Wednesday, 27 June 2012

The Journey Home - Mark Evans - CD Review


The Journey Home is Mark Evans’ debut English album and features songs that are of importance and significance to this already established star of the West End.

The album is beautifully arranged and produced, and the underlying message of the songs selected suggest a young man, who whilst clearly at ease with his name being up in lights in major London shows, is also grounded and humble enough to respect his native Welsh origins and culture.

The album’s title is drawn from the Bombay Dreams number that Evans performs. A R Rahman’s melody, that starts off hauntingly before evolving into an explosion of harmonies is the one song that comes closest to displaying the extent of the range, versatility, and above all power of Evan’s voice. The lyrics, whilst not perhaps Don Black’s best, do nonetheless translate well across the globe. Where they were once originally written to reflect the colourful complexities of the Sub-Continent, with Evans modern delivery they just as effectively suggest a young Welshman returning to his birthplace.

Evans includes two versions of the song Brand New You from Jason Robert Brown’s 13. One of the recordings is fully backed with singers and full jazz funk band sound, the other is simply Evans solo with acoustic backing. The comparison and contrast is delightful, and with the composer shortly to direct the show’s West End debut, the inclusion of this song is also a delightful coincidence. It is also a brave choice of song, given that whilst Brown penned it for a young-teen voice, Evans performs it with credibility and passion.

Two of the recordings see Evans duet with accomplished friends . With Ashleigh Gray he delivers an upbeat rendering of Alive, and touchingly, with Siobhan Dillon, with whom he currently co-stars in Ghost, a delicate performance of Unchained Melody that evokes in its tenderness the professional closeness and respect that these two individuals have clearly developed for each other.

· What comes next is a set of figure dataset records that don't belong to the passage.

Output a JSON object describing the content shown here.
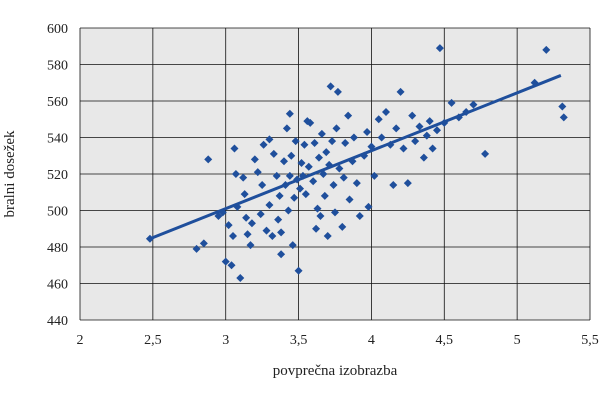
{
  "chart_data": {
    "type": "scatter",
    "xlabel": "povprečna izobrazba",
    "ylabel": "bralni dosežek",
    "xlim": [
      2,
      5.5
    ],
    "ylim": [
      440,
      600
    ],
    "x_ticks": [
      2,
      2.5,
      3,
      3.5,
      4,
      4.5,
      5,
      5.5
    ],
    "y_ticks": [
      440,
      460,
      480,
      500,
      520,
      540,
      560,
      580,
      600
    ],
    "x_tick_labels": [
      "2",
      "2,5",
      "3",
      "3,5",
      "4",
      "4,5",
      "5",
      "5,5"
    ],
    "y_tick_labels": [
      "440",
      "460",
      "480",
      "500",
      "520",
      "540",
      "560",
      "580",
      "600"
    ],
    "grid": true,
    "background": "#e8e8e8",
    "marker_color": "#1f4f9c",
    "line_color": "#1f4f9c",
    "trendline": {
      "x": [
        2.48,
        5.3
      ],
      "y": [
        484.5,
        574
      ]
    },
    "points": [
      {
        "x": 2.48,
        "y": 484.5
      },
      {
        "x": 2.8,
        "y": 479
      },
      {
        "x": 2.85,
        "y": 482
      },
      {
        "x": 2.88,
        "y": 528
      },
      {
        "x": 2.95,
        "y": 497
      },
      {
        "x": 2.98,
        "y": 499
      },
      {
        "x": 3.0,
        "y": 472
      },
      {
        "x": 3.02,
        "y": 492
      },
      {
        "x": 3.04,
        "y": 470
      },
      {
        "x": 3.05,
        "y": 486
      },
      {
        "x": 3.06,
        "y": 534
      },
      {
        "x": 3.07,
        "y": 520
      },
      {
        "x": 3.08,
        "y": 502
      },
      {
        "x": 3.1,
        "y": 463
      },
      {
        "x": 3.12,
        "y": 518
      },
      {
        "x": 3.13,
        "y": 509
      },
      {
        "x": 3.14,
        "y": 496
      },
      {
        "x": 3.15,
        "y": 487
      },
      {
        "x": 3.17,
        "y": 481
      },
      {
        "x": 3.18,
        "y": 493
      },
      {
        "x": 3.2,
        "y": 528
      },
      {
        "x": 3.22,
        "y": 521
      },
      {
        "x": 3.24,
        "y": 498
      },
      {
        "x": 3.25,
        "y": 514
      },
      {
        "x": 3.26,
        "y": 536
      },
      {
        "x": 3.28,
        "y": 489
      },
      {
        "x": 3.3,
        "y": 503
      },
      {
        "x": 3.3,
        "y": 539
      },
      {
        "x": 3.32,
        "y": 486
      },
      {
        "x": 3.33,
        "y": 531
      },
      {
        "x": 3.35,
        "y": 519
      },
      {
        "x": 3.36,
        "y": 495
      },
      {
        "x": 3.37,
        "y": 508
      },
      {
        "x": 3.38,
        "y": 488
      },
      {
        "x": 3.38,
        "y": 476
      },
      {
        "x": 3.4,
        "y": 527
      },
      {
        "x": 3.41,
        "y": 514
      },
      {
        "x": 3.42,
        "y": 545
      },
      {
        "x": 3.43,
        "y": 500
      },
      {
        "x": 3.44,
        "y": 519
      },
      {
        "x": 3.44,
        "y": 553
      },
      {
        "x": 3.45,
        "y": 530
      },
      {
        "x": 3.46,
        "y": 481
      },
      {
        "x": 3.47,
        "y": 507
      },
      {
        "x": 3.48,
        "y": 538
      },
      {
        "x": 3.49,
        "y": 517
      },
      {
        "x": 3.5,
        "y": 467
      },
      {
        "x": 3.51,
        "y": 512
      },
      {
        "x": 3.52,
        "y": 526
      },
      {
        "x": 3.53,
        "y": 519
      },
      {
        "x": 3.54,
        "y": 536
      },
      {
        "x": 3.55,
        "y": 509
      },
      {
        "x": 3.56,
        "y": 549
      },
      {
        "x": 3.57,
        "y": 524
      },
      {
        "x": 3.58,
        "y": 548
      },
      {
        "x": 3.6,
        "y": 516
      },
      {
        "x": 3.61,
        "y": 537
      },
      {
        "x": 3.62,
        "y": 490
      },
      {
        "x": 3.63,
        "y": 501
      },
      {
        "x": 3.64,
        "y": 529
      },
      {
        "x": 3.65,
        "y": 497
      },
      {
        "x": 3.66,
        "y": 542
      },
      {
        "x": 3.67,
        "y": 520
      },
      {
        "x": 3.68,
        "y": 508
      },
      {
        "x": 3.69,
        "y": 532
      },
      {
        "x": 3.7,
        "y": 486
      },
      {
        "x": 3.71,
        "y": 525
      },
      {
        "x": 3.72,
        "y": 568
      },
      {
        "x": 3.73,
        "y": 538
      },
      {
        "x": 3.74,
        "y": 514
      },
      {
        "x": 3.75,
        "y": 499
      },
      {
        "x": 3.76,
        "y": 545
      },
      {
        "x": 3.77,
        "y": 565
      },
      {
        "x": 3.78,
        "y": 523
      },
      {
        "x": 3.8,
        "y": 491
      },
      {
        "x": 3.81,
        "y": 518
      },
      {
        "x": 3.82,
        "y": 537
      },
      {
        "x": 3.84,
        "y": 552
      },
      {
        "x": 3.85,
        "y": 506
      },
      {
        "x": 3.87,
        "y": 527
      },
      {
        "x": 3.88,
        "y": 540
      },
      {
        "x": 3.9,
        "y": 515
      },
      {
        "x": 3.92,
        "y": 497
      },
      {
        "x": 3.95,
        "y": 530
      },
      {
        "x": 3.97,
        "y": 543
      },
      {
        "x": 3.98,
        "y": 502
      },
      {
        "x": 4.0,
        "y": 535
      },
      {
        "x": 4.02,
        "y": 519
      },
      {
        "x": 4.05,
        "y": 550
      },
      {
        "x": 4.07,
        "y": 540
      },
      {
        "x": 4.1,
        "y": 554
      },
      {
        "x": 4.13,
        "y": 536
      },
      {
        "x": 4.15,
        "y": 514
      },
      {
        "x": 4.17,
        "y": 545
      },
      {
        "x": 4.2,
        "y": 565
      },
      {
        "x": 4.22,
        "y": 534
      },
      {
        "x": 4.25,
        "y": 515
      },
      {
        "x": 4.28,
        "y": 552
      },
      {
        "x": 4.3,
        "y": 538
      },
      {
        "x": 4.33,
        "y": 546
      },
      {
        "x": 4.36,
        "y": 529
      },
      {
        "x": 4.38,
        "y": 541
      },
      {
        "x": 4.4,
        "y": 549
      },
      {
        "x": 4.42,
        "y": 534
      },
      {
        "x": 4.45,
        "y": 544
      },
      {
        "x": 4.47,
        "y": 589
      },
      {
        "x": 4.5,
        "y": 548
      },
      {
        "x": 4.55,
        "y": 559
      },
      {
        "x": 4.6,
        "y": 551
      },
      {
        "x": 4.65,
        "y": 554
      },
      {
        "x": 4.7,
        "y": 558
      },
      {
        "x": 4.78,
        "y": 531
      },
      {
        "x": 5.12,
        "y": 570
      },
      {
        "x": 5.2,
        "y": 588
      },
      {
        "x": 5.31,
        "y": 557
      },
      {
        "x": 5.32,
        "y": 551
      }
    ]
  }
}
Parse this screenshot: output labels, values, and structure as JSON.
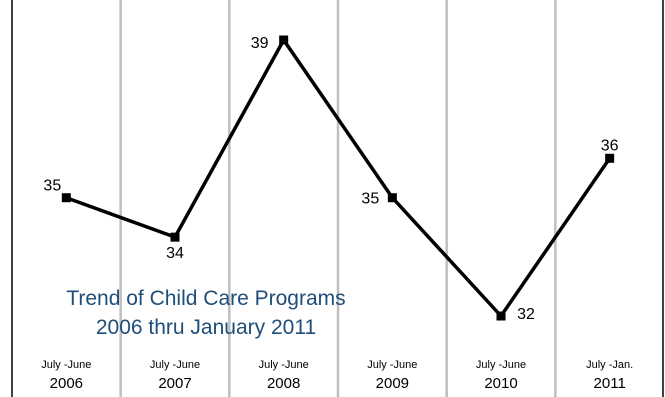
{
  "chart_data": {
    "type": "line",
    "categories": [
      {
        "period": "July -June",
        "year": "2006"
      },
      {
        "period": "July -June",
        "year": "2007"
      },
      {
        "period": "July -June",
        "year": "2008"
      },
      {
        "period": "July -June",
        "year": "2009"
      },
      {
        "period": "July -June",
        "year": "2010"
      },
      {
        "period": "July -Jan.",
        "year": "2011"
      }
    ],
    "values": [
      35,
      34,
      39,
      35,
      32,
      36
    ],
    "value_labels": [
      "35",
      "34",
      "39",
      "35",
      "32",
      "36"
    ],
    "title_line1": "Trend of Child Care Programs",
    "title_line2": "2006 thru January 2011",
    "xlabel": "",
    "ylabel": "",
    "ylim": [
      32,
      39
    ],
    "grid": "vertical",
    "legend": "none",
    "colors": {
      "line": "#000000",
      "marker": "#000000",
      "grid": "#bfbfbf",
      "frame": "#000000",
      "title": "#1f4e79"
    }
  }
}
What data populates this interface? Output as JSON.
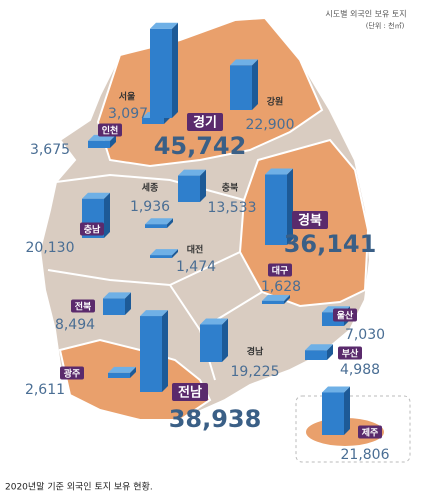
{
  "chart_data": {
    "type": "bar",
    "title": "시도별 외국인 보유 토지",
    "subtitle": "(단위 : 천㎡)",
    "categories": [
      "서울",
      "인천",
      "경기",
      "강원",
      "세종",
      "충북",
      "충남",
      "대전",
      "경북",
      "대구",
      "전북",
      "울산",
      "경남",
      "부산",
      "광주",
      "전남",
      "제주"
    ],
    "values": [
      3097,
      3675,
      45742,
      22900,
      1936,
      13533,
      20130,
      1474,
      36141,
      1628,
      8494,
      7030,
      19225,
      4988,
      2611,
      38938,
      21806
    ],
    "value_labels": [
      "3,097",
      "3,675",
      "45,742",
      "22,900",
      "1,936",
      "13,533",
      "20,130",
      "1,474",
      "36,141",
      "1,628",
      "8,494",
      "7,030",
      "19,225",
      "4,988",
      "2,611",
      "38,938",
      "21,806"
    ],
    "color": "#2f7fcc"
  },
  "caption": "2020년말 기준 외국인 토지 보유 현황."
}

The album above all is a delightful selection of songs that are important to Evans, and confirms him as a leading talent of his generation. Predominantly the choice of songs is a reflective selection and if there is one observation, it is the album could perhaps have been made a little more exciting with an inclusion of one or two songs that would have allowed the singer to vocally swoop and soar. The album’s geographical heritage suggests a nod to John Owen Jones who is some years Evans’s senior and represents possibly a pinnacle of musical theatre achievement. The voice of Mark Evans however suggests that he too is already a fine tenor, and that the Welsh contribution to leading West End performances is in safe hands.